月)区と保育室、運動場の面積の最終打ち合わせ。園舎増改築届けを出さなくてはいけない。幼稚園はお休みで静かである。こちらは休むことなく建築への準備である。こんなときいろいろと課題が沸騰してくる。
)幼稚園が始まる。久しぶりに門に立ち子どもたちを迎える。昨日の疲れを引きずっているがふんばりどころ。引越しの準備。特に教会のものを引越しするとなると大変である。例のごとく家財、本が入るのか心配である。午後、仲人をしたM氏が訪問。しばらく手を休めて歓談。夜に幼稚園の誕生会のケーキを家内が届けてくれた。感謝である。
)手作りケーキで、誕生会。引越し、建築準備のなかであるので落ち着かないが、ケーキを食べてみると疲れもとれる。区の園長会、帰宅途中、入院中の信徒さんを訪問。アメージンググレースの歌が好きだという。次回はもっていこう。

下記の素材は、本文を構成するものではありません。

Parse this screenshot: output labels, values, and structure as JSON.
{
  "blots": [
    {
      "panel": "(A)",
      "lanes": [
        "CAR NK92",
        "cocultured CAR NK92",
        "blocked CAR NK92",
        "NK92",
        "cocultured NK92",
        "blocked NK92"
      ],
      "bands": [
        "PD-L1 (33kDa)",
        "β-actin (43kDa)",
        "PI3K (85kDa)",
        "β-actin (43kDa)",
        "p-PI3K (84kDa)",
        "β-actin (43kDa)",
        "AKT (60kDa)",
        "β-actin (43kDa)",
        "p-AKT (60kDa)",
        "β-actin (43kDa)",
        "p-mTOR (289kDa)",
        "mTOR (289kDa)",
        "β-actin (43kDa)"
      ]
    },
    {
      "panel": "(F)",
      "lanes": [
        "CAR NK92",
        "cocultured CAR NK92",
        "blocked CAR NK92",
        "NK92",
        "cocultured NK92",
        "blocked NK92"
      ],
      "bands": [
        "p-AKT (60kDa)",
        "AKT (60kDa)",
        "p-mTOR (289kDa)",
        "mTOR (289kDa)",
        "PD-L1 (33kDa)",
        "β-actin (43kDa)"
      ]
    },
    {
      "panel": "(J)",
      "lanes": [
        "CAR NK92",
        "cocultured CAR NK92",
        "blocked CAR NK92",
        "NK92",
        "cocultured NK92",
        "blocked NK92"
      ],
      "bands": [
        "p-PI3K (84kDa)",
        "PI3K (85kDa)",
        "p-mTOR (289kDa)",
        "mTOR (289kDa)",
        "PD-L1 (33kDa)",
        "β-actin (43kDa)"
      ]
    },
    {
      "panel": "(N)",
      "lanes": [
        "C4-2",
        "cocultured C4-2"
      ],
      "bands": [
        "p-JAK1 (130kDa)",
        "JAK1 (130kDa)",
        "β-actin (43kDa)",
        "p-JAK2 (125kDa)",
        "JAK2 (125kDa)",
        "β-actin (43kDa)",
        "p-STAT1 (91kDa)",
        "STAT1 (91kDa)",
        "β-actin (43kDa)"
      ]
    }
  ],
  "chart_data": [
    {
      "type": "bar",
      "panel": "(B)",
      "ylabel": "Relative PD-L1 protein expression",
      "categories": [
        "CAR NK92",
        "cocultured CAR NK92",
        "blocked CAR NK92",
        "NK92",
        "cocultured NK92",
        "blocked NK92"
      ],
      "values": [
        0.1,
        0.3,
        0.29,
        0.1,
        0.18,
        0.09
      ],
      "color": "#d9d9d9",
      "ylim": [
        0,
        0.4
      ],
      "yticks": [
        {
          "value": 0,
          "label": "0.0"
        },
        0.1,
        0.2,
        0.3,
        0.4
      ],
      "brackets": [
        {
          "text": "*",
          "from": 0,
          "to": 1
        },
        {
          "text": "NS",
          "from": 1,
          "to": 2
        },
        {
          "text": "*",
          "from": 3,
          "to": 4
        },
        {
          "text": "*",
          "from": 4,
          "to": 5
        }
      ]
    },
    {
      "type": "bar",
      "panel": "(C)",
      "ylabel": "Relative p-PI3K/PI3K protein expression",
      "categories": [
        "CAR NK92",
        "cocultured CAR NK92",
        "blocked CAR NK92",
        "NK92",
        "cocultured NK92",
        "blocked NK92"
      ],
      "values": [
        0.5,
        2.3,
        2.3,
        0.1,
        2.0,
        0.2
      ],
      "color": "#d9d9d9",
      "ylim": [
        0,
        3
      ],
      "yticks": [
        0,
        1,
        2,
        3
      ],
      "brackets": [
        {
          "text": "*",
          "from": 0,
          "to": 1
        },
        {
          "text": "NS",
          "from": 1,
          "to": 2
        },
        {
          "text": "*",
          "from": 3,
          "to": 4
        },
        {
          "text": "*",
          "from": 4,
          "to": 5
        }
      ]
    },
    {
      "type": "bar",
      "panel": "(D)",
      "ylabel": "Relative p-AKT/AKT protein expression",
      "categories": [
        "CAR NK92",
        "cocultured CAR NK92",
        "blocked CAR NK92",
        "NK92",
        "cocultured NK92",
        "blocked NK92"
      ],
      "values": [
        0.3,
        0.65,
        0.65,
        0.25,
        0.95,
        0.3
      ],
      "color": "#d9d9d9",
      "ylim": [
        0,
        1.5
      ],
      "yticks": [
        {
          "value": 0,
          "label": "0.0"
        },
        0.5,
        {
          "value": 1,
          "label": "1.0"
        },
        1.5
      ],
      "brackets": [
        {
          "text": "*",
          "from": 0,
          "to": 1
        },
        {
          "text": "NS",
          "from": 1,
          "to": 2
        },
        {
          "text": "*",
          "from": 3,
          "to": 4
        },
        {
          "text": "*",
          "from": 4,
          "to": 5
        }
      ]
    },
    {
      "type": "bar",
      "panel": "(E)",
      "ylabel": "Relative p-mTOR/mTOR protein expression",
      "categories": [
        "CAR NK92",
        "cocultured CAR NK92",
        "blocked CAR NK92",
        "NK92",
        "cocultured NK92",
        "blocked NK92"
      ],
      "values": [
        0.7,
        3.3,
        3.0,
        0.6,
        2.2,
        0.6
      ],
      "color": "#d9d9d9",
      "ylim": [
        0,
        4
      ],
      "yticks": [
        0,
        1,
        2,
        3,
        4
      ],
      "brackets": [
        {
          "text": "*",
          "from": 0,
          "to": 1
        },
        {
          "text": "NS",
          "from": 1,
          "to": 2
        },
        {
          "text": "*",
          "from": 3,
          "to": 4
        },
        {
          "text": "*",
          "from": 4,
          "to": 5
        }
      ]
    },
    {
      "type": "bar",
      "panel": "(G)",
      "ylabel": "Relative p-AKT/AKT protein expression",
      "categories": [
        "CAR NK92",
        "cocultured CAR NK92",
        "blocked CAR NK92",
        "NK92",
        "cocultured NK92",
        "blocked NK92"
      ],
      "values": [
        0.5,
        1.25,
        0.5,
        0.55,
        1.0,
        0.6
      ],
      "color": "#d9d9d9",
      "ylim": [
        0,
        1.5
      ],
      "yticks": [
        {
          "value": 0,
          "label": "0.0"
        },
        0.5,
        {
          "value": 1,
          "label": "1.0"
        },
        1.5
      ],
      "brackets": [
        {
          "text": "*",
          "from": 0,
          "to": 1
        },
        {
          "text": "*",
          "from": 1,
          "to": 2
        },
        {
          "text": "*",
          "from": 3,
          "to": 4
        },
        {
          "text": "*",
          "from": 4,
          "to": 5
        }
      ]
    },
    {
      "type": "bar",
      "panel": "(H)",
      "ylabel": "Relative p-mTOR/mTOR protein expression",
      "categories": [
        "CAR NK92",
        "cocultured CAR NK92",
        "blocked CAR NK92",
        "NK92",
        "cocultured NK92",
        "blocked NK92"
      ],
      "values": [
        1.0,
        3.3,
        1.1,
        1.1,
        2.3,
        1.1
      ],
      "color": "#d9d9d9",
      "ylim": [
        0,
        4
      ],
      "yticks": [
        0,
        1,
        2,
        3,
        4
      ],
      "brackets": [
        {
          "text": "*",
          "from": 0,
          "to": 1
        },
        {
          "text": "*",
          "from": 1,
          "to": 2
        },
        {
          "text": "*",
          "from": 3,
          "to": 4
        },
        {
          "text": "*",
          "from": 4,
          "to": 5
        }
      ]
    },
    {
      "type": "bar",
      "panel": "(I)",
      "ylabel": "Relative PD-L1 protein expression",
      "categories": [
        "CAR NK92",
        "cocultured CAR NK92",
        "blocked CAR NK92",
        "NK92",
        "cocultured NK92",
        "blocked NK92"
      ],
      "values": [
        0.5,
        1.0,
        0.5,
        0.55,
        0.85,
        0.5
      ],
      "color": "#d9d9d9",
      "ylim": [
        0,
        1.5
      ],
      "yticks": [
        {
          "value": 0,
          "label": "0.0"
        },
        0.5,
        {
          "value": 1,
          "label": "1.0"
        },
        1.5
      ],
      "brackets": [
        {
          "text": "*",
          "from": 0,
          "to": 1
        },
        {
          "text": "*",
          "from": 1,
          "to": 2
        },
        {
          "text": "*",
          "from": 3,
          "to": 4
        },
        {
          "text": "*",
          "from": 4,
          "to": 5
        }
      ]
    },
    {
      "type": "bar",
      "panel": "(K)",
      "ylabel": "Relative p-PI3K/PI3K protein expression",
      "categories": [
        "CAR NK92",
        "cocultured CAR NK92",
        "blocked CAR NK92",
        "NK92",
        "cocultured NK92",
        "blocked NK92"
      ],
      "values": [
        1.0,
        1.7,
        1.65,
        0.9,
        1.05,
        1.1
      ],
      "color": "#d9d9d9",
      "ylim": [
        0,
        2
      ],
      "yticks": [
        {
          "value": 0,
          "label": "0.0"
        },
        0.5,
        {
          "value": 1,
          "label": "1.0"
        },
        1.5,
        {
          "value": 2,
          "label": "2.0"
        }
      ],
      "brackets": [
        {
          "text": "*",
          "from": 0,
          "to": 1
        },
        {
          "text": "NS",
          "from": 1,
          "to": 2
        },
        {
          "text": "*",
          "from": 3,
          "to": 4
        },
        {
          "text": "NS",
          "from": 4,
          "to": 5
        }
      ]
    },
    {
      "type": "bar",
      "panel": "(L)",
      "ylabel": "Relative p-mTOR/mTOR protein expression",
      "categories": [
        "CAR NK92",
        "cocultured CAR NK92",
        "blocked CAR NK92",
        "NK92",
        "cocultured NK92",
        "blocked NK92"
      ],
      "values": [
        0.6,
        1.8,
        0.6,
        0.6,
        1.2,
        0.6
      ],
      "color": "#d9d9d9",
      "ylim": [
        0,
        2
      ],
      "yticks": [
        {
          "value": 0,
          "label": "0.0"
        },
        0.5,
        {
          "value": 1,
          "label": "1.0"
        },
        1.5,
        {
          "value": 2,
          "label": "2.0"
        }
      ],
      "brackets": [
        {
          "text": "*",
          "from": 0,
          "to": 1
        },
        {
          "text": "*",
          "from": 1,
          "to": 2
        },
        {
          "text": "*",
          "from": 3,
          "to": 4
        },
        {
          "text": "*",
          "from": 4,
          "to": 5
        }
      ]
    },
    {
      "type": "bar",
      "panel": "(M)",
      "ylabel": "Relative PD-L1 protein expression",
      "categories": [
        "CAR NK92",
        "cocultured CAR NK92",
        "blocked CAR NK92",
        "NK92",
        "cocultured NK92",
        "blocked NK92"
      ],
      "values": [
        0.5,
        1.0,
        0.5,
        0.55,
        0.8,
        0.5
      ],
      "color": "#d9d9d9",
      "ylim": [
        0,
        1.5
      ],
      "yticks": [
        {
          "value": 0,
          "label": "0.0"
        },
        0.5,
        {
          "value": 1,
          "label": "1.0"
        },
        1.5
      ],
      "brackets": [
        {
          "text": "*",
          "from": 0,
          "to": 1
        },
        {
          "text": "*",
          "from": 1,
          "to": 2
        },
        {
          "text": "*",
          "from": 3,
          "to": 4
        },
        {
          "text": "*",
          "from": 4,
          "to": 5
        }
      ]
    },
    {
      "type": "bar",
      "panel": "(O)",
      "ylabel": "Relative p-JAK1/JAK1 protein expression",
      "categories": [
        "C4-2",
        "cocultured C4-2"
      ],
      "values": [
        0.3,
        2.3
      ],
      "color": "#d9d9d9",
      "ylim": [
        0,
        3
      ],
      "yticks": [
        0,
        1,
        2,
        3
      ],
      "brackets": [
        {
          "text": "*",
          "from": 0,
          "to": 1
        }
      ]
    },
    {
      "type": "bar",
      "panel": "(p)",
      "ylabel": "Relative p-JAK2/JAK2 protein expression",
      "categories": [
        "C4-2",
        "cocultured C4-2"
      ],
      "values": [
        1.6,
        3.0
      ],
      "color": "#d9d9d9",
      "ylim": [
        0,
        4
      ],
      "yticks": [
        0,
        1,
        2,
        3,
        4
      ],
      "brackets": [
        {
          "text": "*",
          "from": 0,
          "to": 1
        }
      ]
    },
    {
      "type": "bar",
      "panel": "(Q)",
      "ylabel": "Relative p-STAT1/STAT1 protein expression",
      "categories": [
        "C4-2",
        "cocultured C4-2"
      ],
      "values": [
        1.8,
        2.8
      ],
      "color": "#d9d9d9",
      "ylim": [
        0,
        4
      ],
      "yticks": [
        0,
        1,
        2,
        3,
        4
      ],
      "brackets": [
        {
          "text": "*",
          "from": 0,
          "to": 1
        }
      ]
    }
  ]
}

)今日も建築ことで一日がふりまわされる?その間、入園説明会など続く。幼稚園の工事の準備もある。聖書の学びも終えて、一緒に食事に行く。くるくるずしだけど。
)朝から引越しの準備。書類の整理。なかなか分からなかった敷地内にあった区の土地の関係が分かる書類が見つかる。これは宝の発見。幼稚園の最後の礼拝、もう夏休みか。今年は建築でなさそうである。午後から工事の打ち合わせ、夜までかかる。すべてが終わると友人から相談を受けるために出かける。大雨。終わり友人が集まり、カラオケ。みんなエグザイルを歌われるとこちらはお手上げ。
)朝から礼拝堂のお別れ会の準備。仕事をし、休み、仕事をし、休む。一週間の疲れがとれない。体力、気力が衰えてくる。午後から使徒信条の学び。信仰は、学びの連続であると思う。準備だけで終わり、祈る気力さえ、失ってくる。会堂の建築はいつもの通り、消耗戦。


大森通信    
 思いで
 
自分が携わった教会堂建築は、大森で4件目である。それぞれの旧会堂は壊すには惜しいほどのものがあった。ボーリス設計の高師教会(小田原教会と同型)は形が綺麗で、どこかに移築したくなるほど。刈谷教会は、緑の芝生が会堂を際立たせて、芝の上に浮くような教会であった。やはりボーリスの設計だった。浜名教会は浜名湖の側にあり、赤屋根に浜名教会と書いてあり車窓から見えて情緒があった。
ある牧師は「僕は幸いにも一回も建築がなかったが、先生、ご苦労さま」と励ましてくれた。そして4回目の会堂建築である。他に会堂、牧師館改修、施設建築となると5件となる。そこで生きていた人々の息づかいを感じつつ、その重さに責任を感じる。 
今回も、みなさんには、それぞれの思い出があり、いろいろなことが走馬灯のようにまわってくるでしょう。ここで信仰が育まれていったのである。この会堂は単なる物でなく人生そのものであると思うのである。



(大森日記)本格的に耐震工事が始まろうとしているとき、覚悟は決めていたが、目まぐるしい日々が続く。代議員を筆頭に処理していただく。探していた書類などを発見。幼稚園もいざ始まろうとしていると先生のパワーで準備がなされていていく。課題にぶつかる度に、多くの助けがある。資金の整えをしている。九州が大雨。どこも自分の知っている土地で心配である。実家の後ろが、よく壊れる崖で心配である。「経験もしたことのもない大雨」という表現どおりである。会堂お別れ会にむけてT君が準備をしてくれる。歴史がパソコンに記録されていく。感謝である。来週から耐震補強工事が始まる。来週も忙殺されていくだろう。そして課題が残るだろう。これを共に祈りつつ、解決していくか。「試みに合わせず。」